Nach Abschluss der Vorplanung ist auch klar, welche Maßnahmen für den Ausbau konkret nötig sind. Für die Vorzugsvariante geht man bislang von 16 Kilometern an zwei Gleisabschnitten aus, im Gespräch ist hier der Abschnitt zwischen Markdorf und Salem oder der Bereich
Friedrichshafen-Manzell. Bahnhöfe müssen ausgebaut oder verlängert (zum Beispiel Markdorf), Technik und Stellwerke erneuert werden, teilweise neue Haltepunkte eingerichtet werden. „Die ganze Bodenseegürtelbahn muss auf ein höheres Infrastrukturniveau kommen“, sagt Heine.
Mit dem Einstieg in die Planungsphasen drei und vier soll dann noch dieses Jahr die Entscheidung fallen, welche Variante geplant werden soll. Für Heine liegt es nahe, „dass man die Vorzugsvariante ins Rennen schickt“, wie er der SZ bestätigt. Gut für das Projekt sei, dass das Land sich mittlerweile einen höheren Standard für den ÖPNV auf die Fahne geschrieben hat. „Wir könnten diesen mit der Vorzugsvariante fahren“, sagt Heine, der davon ausgeht, dass die Region dann zumindest für den Betrieb der Strecke später keine Zahlung mehr leisten muss. Diese Phasen drei und vier werden deutlich mehr als die ersten beiden kosten, am Ende soll der Planfeststellungsbeschluss stehen. Wieder muss die kommunale Ebene in Vorleistung gehen.

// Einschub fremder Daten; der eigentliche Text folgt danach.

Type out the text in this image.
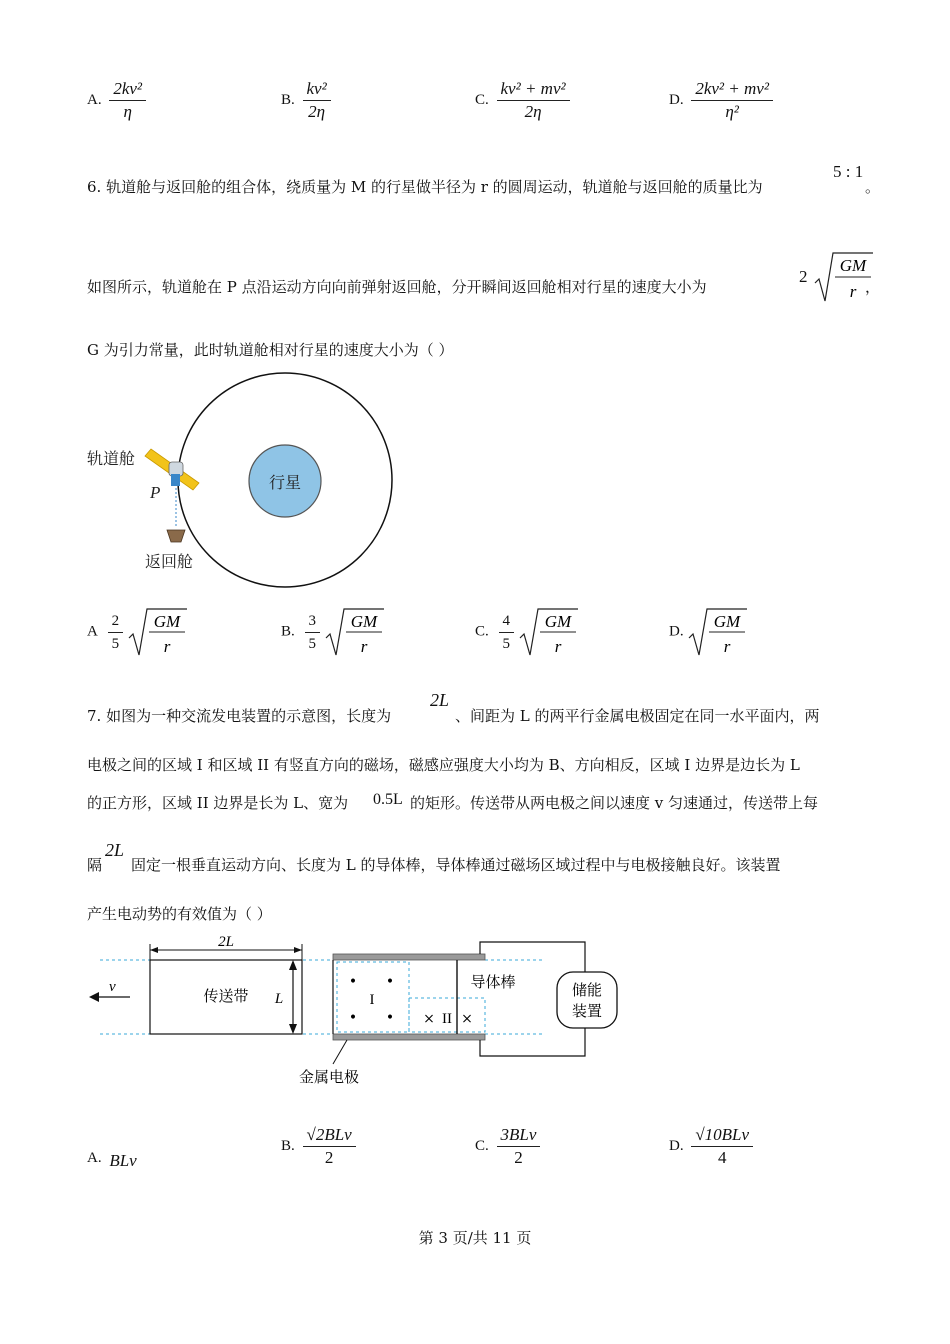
A. $\frac{\text{2kv²}}{\eta}$	B. $\frac{\text{kv²}}{2\eta}$	C. $\frac{\text{kv² + mv²}}{2\eta}$	D. $\frac{\text{2kv² + mv²}}{\text{η²}}$
6. 轨道舱与返回舱的组合体，绕质量为 M 的行星做半径为 r 的圆周运动，轨道舱与返回舱的质量比为
5 : 1
。
如图所示，轨道舱在 P 点沿运动方向向前弹射返回舱，分开瞬间返回舱相对行星的速度大小为
2
GM
r ，
G 为引力常量，此时轨道舱相对行星的速度大小为（ ）
行星
轨道舱
P
返回舱
A $\frac{2}{5}$
GM
r
B. $\frac{3}{5}$
GM
r
C. $\frac{4}{5}$
GM
r
D.
GM
r
7. 如图为一种交流发电装置的示意图，长度为
2L
、间距为 L 的两平行金属电极固定在同一水平面内，两
电极之间的区域 I 和区域 II 有竖直方向的磁场，磁感应强度大小均为 B、方向相反，区域 I 边界是边长为 L
的正方形，区域 II 边界是长为 L、宽为 0.5L 的矩形。传送带从两电极之间以速度 v 匀速通过，传送带上每
隔
2L
固定一根垂直运动方向、长度为 L 的导体棒，导体棒通过磁场区域过程中与电极接触良好。该装置
产生电动势的有效值为（ ）
v	传送带
2L
L
• •
• •
I
× II ×
导体棒	储能
装置
金属电极
A. BLv
B. $\frac{\text{√2BLv}}{2}$	C. $\frac{\text{3BLv}}{2}$	D. $\frac{\text{√10BLv}}{4}$
第 3 页/共 11 页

Was die Investitionen betrifft, bleiben nach aktuellem Stand (von 350 Millionen Euro) rund 70 Millionen, also 20 Prozent, auf der kommunalen Ebene hängen. „Ein immenser Invest“, sagt Heine. Man müsse über die Gesamtfinanzierung noch mal mit dem Land sprechen. „Intensive Gespräche“kündigt er nach Abschluss der Vorplanung an. Darauf zu drängen, dass das Projekt, ähnlich wie die Südbahn, in den Bundesverkehrswegeplan aufgenommen und damit komplett vom Bund bezahlt wird, macht für Heine keinen Sinn. In den beiden Landkreisen wurden im vergangenen Jahr entsprechende Resolutionen verabschiedet. „Chancenlos“, sagt Heine jedoch, der Bund sehe das Projekt als regionales an, auf dem ja auch kein Fernverkehr nach seiner Definition laufe. Man riskiere eher einen jahrelangen Zeitverlust. Die Bodenseegürtelbahn sei ein klassisches GVFG (Gemeindeverkehrsfinanzierungsgesetz)-Projekt, bei dem sich Bund, Land und Kommunen die Kosten teilen.
Grundsätzlich sieht Heine weiter alle Chancen für das Projekt. Im Koalitionsvertrag der Landesregierung sei ausdrücklich hinterlegt, dass es bis Ende des Jahrzehnts realisiert werden soll. „Das ist ein Wort“, sagt Heine, „und ein richtig gutes Signal.“Die Finanzierungstöpfe seien außerdem gut gefüllt. „Es wird Stand heute nicht am Geld scheitern.“Die Rahmenbedingungen seien weiter gut.